While most EU commissioners push for centralization and tax harmonization, McCreevy is making waves by denouncing the tax harmonization schemes of a fellow commissioner. The Sunday Business Post reports:
Ireland’s European Commissioner, Charlie McCreevy, has launched a strong attack on the European Commission’s efforts to introduce a common business tax base across Europe. McCreevy has warned of the danger of a ‘‘bully‐boys’ charter’’ which would favour large states over smaller members like Ireland.
…McCreevy said the tax harmonisation issue was being ‘‘aggressively pushed forward by some in Europe’’. …Referring repeatedly to ‘‘tax harmonisation forces’’, McCreevy warned that, were they successful, it would threaten inward investment to the EU, undermine competitiveness and discriminate against smaller EU states.

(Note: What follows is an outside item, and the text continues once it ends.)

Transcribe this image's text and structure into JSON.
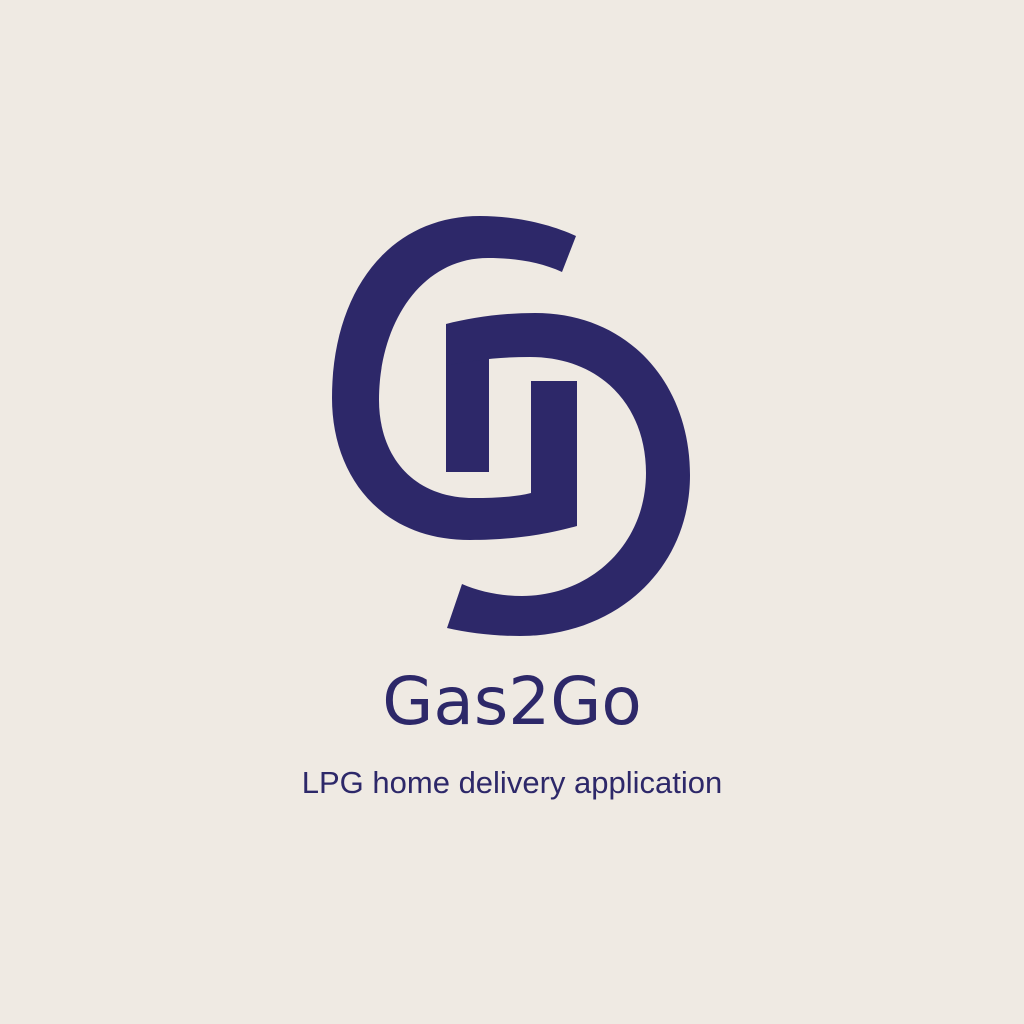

Despite outright opposition from a number of member states, including Ireland, the commission has continued to lay the groundwork for the adoption of a common tax base, which is feared by many to be a prelude to the harmonisation of tax rates across Europe. Such a move would inevitably lead to considerably higher tax rates in Ireland, which has among the lowest corporate and personal tax rates in Europe. Brussels sources say there is increasing resentment about the success of Ireland’s low‐tax strategy — which is seen by many as ‘‘unfair tax competition’’.